The complaint adds: "The search warrant authorized the seizure of financial records related principally to a former employee of the company; it did not authorize any seizure of any health care or medical record of any persons, least of all third parties completely unrelated to the matter.
"While executing the warrant, the defendants seized personal mobile phones, including all the data and information on those phones, without any employing the proper and procedurally correct screening methods to protect private and privileged information, all of which was completely unapproved by the search warrant."
The IRS' data theft was so enormous it affects "roughly one out of every twenty-five adult American citizens," the complaint states.

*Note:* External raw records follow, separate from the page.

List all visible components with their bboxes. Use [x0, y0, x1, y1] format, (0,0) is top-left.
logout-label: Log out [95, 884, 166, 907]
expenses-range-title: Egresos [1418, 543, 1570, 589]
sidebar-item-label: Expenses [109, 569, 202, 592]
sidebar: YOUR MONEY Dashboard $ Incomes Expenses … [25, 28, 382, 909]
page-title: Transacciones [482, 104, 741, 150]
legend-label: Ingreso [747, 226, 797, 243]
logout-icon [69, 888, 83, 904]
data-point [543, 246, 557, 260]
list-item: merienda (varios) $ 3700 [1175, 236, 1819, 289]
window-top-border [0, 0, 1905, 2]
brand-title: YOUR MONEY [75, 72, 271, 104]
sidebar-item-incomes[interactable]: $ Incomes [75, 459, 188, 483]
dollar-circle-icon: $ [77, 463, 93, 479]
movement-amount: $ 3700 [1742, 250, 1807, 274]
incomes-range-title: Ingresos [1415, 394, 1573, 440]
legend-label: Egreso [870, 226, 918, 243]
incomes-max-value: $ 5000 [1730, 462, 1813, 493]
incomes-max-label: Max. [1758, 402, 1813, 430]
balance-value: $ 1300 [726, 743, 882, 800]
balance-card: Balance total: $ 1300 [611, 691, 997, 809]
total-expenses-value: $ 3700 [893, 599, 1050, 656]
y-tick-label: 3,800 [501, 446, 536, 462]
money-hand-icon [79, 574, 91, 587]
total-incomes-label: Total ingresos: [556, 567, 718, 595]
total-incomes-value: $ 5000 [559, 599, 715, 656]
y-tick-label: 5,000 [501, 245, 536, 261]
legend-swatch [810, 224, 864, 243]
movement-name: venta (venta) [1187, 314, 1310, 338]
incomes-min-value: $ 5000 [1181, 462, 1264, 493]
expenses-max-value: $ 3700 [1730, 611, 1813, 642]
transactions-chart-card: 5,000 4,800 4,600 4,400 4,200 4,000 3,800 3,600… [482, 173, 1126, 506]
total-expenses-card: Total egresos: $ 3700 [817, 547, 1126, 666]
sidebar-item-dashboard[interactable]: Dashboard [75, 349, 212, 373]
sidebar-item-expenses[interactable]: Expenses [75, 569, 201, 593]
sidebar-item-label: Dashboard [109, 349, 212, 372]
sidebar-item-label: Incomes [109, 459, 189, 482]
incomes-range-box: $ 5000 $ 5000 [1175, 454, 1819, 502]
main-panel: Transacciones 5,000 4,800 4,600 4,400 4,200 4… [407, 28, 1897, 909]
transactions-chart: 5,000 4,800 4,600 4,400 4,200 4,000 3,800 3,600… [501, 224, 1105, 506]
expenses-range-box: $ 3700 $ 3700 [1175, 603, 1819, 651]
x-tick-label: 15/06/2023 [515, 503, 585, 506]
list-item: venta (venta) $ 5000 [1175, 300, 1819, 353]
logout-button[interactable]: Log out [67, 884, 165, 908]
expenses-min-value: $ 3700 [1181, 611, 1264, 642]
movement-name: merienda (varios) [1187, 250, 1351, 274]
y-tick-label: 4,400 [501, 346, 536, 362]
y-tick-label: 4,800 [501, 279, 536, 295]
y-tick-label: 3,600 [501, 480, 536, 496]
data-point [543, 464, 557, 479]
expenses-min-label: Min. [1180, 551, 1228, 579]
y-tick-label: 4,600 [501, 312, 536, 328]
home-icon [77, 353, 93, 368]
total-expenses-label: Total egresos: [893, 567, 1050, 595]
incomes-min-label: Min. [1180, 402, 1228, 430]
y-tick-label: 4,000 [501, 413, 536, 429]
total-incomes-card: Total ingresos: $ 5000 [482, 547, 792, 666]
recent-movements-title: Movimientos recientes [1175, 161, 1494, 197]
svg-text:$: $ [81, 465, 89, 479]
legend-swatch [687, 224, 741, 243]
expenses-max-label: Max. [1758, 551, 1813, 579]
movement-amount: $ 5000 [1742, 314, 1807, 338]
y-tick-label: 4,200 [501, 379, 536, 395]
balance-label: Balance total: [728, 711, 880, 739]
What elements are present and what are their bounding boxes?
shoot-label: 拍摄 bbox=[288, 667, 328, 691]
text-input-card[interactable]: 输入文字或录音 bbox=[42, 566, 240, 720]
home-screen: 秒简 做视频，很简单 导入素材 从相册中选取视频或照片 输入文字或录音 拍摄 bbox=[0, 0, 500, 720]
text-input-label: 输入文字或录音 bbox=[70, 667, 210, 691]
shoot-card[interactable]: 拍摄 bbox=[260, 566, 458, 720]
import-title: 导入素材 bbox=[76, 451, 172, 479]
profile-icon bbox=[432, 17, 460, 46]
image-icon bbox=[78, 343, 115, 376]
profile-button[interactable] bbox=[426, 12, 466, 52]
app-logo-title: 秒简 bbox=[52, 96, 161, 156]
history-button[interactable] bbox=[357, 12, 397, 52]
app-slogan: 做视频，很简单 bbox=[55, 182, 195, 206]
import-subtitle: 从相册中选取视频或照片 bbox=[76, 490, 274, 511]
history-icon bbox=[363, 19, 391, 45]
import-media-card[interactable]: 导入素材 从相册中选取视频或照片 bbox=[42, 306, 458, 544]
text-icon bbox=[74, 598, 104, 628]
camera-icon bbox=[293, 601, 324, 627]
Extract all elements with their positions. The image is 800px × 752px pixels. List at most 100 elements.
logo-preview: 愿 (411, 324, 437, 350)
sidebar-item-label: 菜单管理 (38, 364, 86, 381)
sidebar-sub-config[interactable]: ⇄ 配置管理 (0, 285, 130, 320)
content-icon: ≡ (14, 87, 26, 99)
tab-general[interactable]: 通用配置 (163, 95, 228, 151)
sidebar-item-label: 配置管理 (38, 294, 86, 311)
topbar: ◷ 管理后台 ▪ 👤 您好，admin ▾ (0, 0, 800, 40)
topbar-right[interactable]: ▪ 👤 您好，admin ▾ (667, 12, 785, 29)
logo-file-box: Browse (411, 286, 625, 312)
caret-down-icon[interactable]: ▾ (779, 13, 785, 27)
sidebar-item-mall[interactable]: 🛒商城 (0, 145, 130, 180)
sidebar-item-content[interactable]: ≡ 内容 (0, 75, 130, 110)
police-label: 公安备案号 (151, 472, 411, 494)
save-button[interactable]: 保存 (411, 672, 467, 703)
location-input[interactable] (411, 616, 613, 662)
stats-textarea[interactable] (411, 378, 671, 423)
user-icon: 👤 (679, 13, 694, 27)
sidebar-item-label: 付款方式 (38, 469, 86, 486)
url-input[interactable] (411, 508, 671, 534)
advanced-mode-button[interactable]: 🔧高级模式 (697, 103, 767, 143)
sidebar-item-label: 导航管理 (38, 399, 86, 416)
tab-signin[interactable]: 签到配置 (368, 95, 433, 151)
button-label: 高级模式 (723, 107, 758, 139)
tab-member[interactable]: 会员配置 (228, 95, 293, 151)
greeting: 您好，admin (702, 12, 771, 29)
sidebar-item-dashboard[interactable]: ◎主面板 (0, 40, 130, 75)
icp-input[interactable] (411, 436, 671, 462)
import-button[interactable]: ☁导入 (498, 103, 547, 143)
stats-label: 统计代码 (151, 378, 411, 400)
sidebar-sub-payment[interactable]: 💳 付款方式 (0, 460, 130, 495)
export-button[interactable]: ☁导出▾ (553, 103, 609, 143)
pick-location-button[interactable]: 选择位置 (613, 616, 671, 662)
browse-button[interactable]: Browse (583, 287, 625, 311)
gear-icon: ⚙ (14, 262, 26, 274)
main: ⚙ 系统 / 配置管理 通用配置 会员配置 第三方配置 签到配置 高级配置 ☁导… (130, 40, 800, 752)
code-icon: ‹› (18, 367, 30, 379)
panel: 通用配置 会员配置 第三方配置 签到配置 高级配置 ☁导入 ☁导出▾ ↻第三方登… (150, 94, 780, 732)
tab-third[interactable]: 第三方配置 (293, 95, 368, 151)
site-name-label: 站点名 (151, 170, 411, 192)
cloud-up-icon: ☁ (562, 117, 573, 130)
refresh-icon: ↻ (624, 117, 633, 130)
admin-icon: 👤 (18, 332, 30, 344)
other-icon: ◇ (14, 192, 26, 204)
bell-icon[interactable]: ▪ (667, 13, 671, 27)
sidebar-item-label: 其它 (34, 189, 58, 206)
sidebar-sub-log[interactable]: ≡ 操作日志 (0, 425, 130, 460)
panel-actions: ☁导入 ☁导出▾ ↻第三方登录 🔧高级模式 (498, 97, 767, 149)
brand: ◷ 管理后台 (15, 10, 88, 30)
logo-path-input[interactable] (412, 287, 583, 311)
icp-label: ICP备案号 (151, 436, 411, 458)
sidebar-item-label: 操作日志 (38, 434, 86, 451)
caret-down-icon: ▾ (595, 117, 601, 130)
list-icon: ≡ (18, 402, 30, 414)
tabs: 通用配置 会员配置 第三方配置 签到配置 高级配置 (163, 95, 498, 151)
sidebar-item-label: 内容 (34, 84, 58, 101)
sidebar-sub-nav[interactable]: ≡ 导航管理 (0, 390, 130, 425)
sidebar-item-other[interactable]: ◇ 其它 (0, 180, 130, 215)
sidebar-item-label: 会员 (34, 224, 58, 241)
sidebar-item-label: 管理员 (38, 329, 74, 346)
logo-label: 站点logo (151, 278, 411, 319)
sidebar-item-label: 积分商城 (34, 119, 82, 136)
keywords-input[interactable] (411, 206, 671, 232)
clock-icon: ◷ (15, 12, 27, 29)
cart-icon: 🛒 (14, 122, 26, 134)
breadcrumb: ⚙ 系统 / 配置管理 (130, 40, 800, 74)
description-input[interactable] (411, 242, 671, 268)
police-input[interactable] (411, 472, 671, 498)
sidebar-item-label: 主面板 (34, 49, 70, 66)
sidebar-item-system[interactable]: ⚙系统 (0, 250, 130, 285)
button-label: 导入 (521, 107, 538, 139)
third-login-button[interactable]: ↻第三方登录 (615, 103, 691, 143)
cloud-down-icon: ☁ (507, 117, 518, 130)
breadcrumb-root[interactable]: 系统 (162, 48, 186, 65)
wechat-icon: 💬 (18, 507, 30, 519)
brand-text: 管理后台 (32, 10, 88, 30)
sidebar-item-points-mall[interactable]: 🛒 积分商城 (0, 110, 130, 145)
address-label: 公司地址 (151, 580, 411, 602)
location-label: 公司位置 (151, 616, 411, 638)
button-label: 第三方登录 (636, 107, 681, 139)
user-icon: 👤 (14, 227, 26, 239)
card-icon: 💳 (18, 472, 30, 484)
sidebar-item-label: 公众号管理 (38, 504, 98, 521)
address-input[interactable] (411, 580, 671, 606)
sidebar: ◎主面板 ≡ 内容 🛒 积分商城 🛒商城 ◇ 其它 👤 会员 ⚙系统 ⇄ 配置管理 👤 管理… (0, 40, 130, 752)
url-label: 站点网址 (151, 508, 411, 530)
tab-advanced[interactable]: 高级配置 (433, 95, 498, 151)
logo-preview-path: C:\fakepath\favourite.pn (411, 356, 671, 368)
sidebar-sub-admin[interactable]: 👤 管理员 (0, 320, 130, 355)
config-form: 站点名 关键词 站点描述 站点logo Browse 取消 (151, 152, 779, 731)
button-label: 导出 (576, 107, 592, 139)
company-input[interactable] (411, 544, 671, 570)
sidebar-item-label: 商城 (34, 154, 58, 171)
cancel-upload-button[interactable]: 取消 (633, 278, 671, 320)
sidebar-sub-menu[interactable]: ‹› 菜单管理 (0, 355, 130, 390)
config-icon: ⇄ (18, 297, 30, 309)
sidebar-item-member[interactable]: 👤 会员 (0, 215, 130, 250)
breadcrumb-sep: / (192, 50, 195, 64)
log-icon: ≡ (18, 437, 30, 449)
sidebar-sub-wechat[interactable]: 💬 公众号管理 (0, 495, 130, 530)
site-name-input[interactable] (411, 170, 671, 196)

It claims that one of the IRS agents involved has a "history of misconduct, ethical breaches, and criminal activity," including lying to grand juries, lying to witnesses about their rights during investigations, and "abusing search warrants and subpoenas for privileged information."
It claims the IRS refuses to reveal which agents participated in the raid, who saw the medical records, and which agents have the records today.
The class seeks $25,000 in compensatory damages "per violation per individual" and punitive damages for constitutional violations.
It also seeks declaratory judgment "to protect the proprietary and privileged information of the medical records seized," an injunction preventing the IRS from sharing the information, and an order "compelling the return of all such records and the purging of government databases of all such records, in whatever form kept or accessible."
The class is represented by Robert E. Barnes of Malibu.